Akira Kajiyama&Joe Lynn Turner - Fire without a Flame
8.5 von 10 Punken
Erscheinungsjahr
2006
Label
AOR Heaven
Besetzung
Gesang: Joe Lynn Turner
All Instruments: Akira Kajiyama
All Instruments: Akira Kajiyama
Tracklist
1. One day away
2. Fire without a Flame
3. Survival
4. Heart against Heart
5. End of the Line
6. Forever Changed
7. Bad Feeling
8. Looking for Trouble
9. Down and Dirty
10. Licence to Kill
11. Slow Burn
2. Fire without a Flame
3. Survival
4. Heart against Heart
5. End of the Line
6. Forever Changed
7. Bad Feeling
8. Looking for Trouble
9. Down and Dirty
10. Licence to Kill
11. Slow Burn
Datum: 05.05.2006 - Autor Jörg
Ganz groß aufspielen tun der japanische Gitarrist Akira Kajiyama und sein Sanges-Partner Joe Lynn Turner (Ex-Rainbow, Deep Purple), auf ihrer erneuten Zusammenarbeit. Die beiden Musiker kennen sich schon seit Jahren und Akira sorgte schon auf den Turner-Solo-Alben „Slam“, „Holy Man“ und „Undercover2“ dafür, das die Saiten ordentlich glühten. Bei seinem letzten Promo-Trip nach Japan, kam den beiden Freuden die Idee mal wieder ein klassisches Hardrock-Album zu machen. Aus der Idee wurden schnell Songs und die werden nun bei AOR-Heaven an die Leute gebracht.

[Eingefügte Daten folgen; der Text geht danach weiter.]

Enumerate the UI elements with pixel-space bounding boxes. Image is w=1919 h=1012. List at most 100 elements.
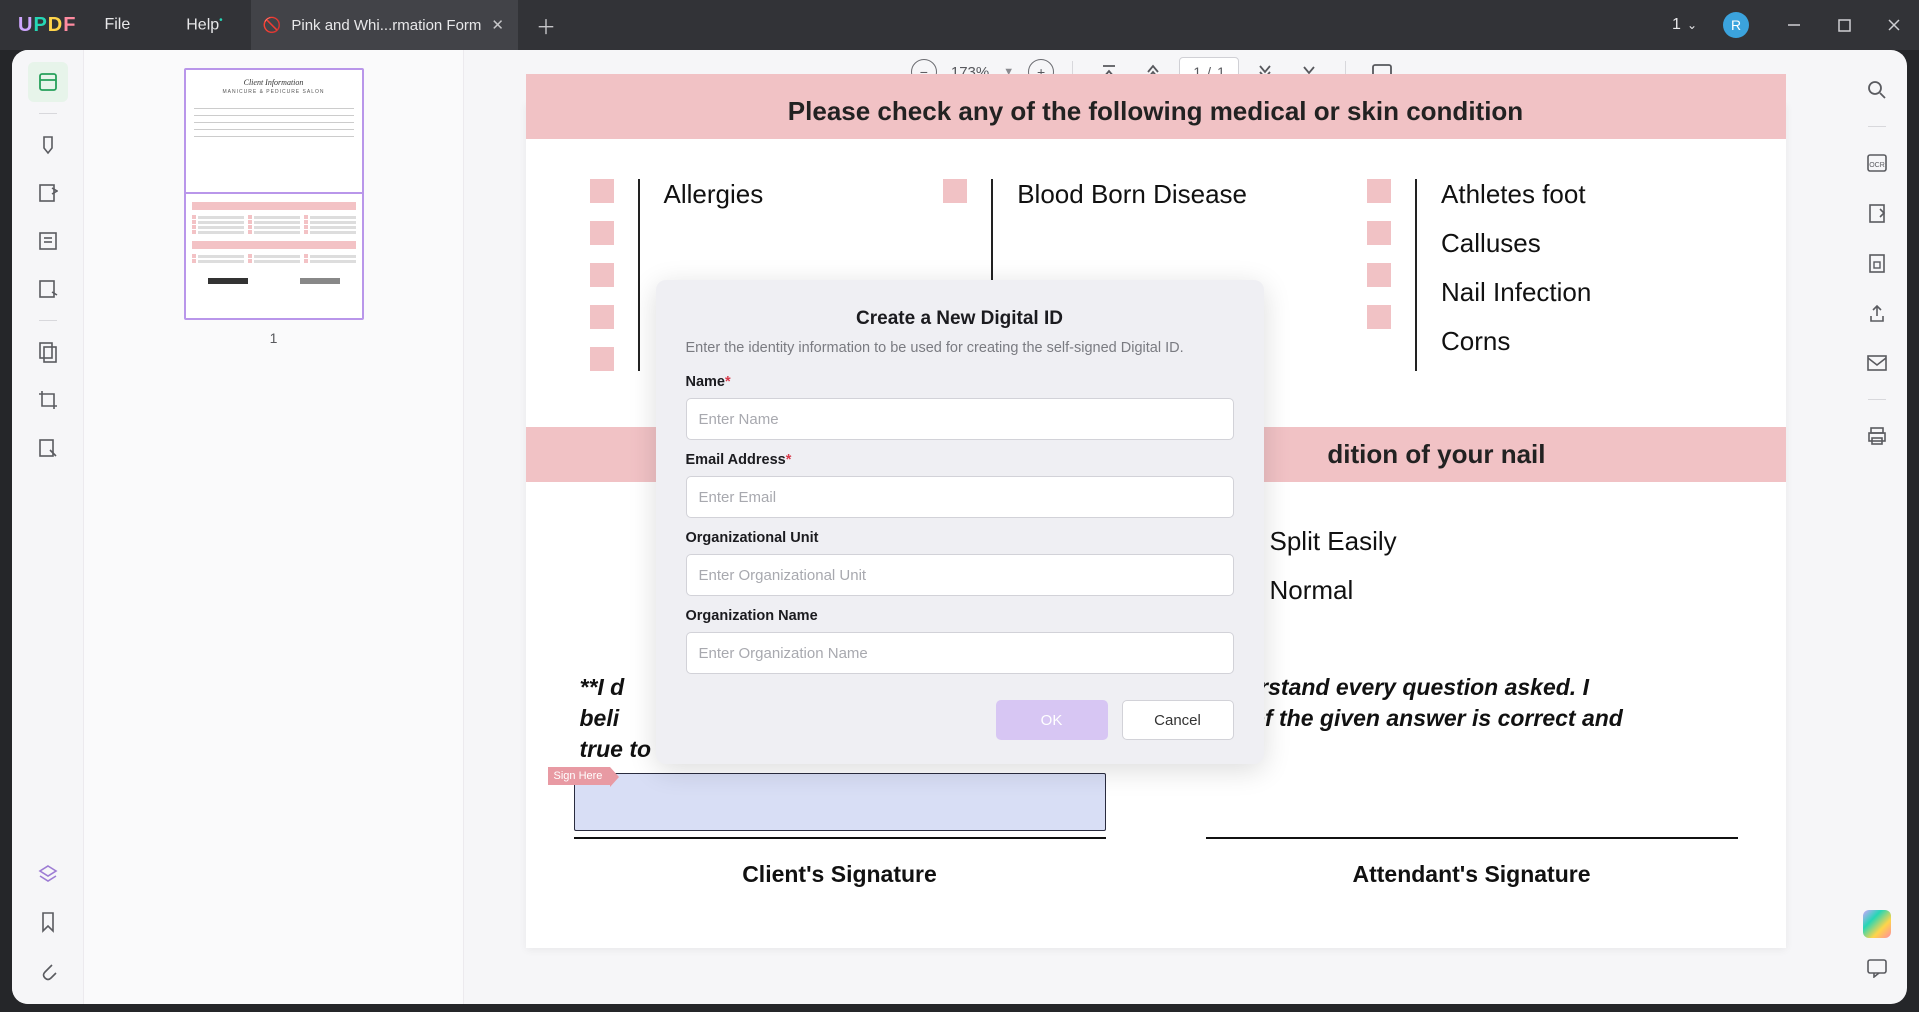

„Fire without a Flame“ ist so eine klassische Scheibe, wo der Gesang von Joe Lynn Turner wie gemacht für ist. Es passt einfach wie der oft zitierte Arsch auf den Eimer. Die Art von Akira sein Instrument Blackmoore-Like zu spielen, aber nicht als reine Kopie durchzugehen ist herrlich. Die Melodien auf dieser CD laufen rein wie ein frisches Bier und man kommt erst gar nicht mehr auf solche Gedanken wie sich eine Reunion von Rainbow oder sonstiges zu wünschen. Lass den Blackmoore ruhig weiter durch die Schlossgärten mit seiner Gattin und Laute hüpfen, so lange wir immer wieder solche Scheiben wie diese hier bekommen, ist das Erbe der ehemaligen Rock-Giganten in guten Händen. Man findet hier wahrlich keinen Song der schwach oder nur Mittelmass ist. Alles ist auf hohem Niveau komponiert und auch gespielt.
Es fällt auch gar nicht weiter auf, das hier nur 2 Leute am Werk sind, es klingt alles homogen und frisch. Dazu noch die fantastische Stimme von Turner, der sich hier wieder ein kleines Denkmal setzt. Der Mann ist einfach ein Garant für klassischen Hardrock-Sound. Immer großartig und nie aufdringlich.
Die CD hat viele Highlights, doch ein paar Stücke ragen hier besonders heraus. Da hätten wir mal das leckere Titelstück, der harte und eingängige „Survival“, die tolle Ballade „Heart against Heart“ oder das textlich sehr persönliche „Forever Changed“, für die sich allein schon der Kauf lohnen würde. Das abschließende „Slow Burn“ macht kernig den Sack zu und man drückt sofort wieder auf die Repeat-Taste um die Scheibe gleich noch mal zu hören.
Alle weiteren hier nicht genannten Songs sind ebenfalls die große klassische Hardrock-Schule a la Rainbow, Deep Purple, Malmsteen und ähnlichem.
„Fire without a Flame“ ist so gut geworden, das ich sagen würde die letzte Turner-Solo-Scheibe stecken die beiden Freunde hier locker in die Tasche und auch viele andere Veröffentlichungen aus dem Hardrock-Sektor lassen Akira und Joe mit ihrem neuen Album hinter sich.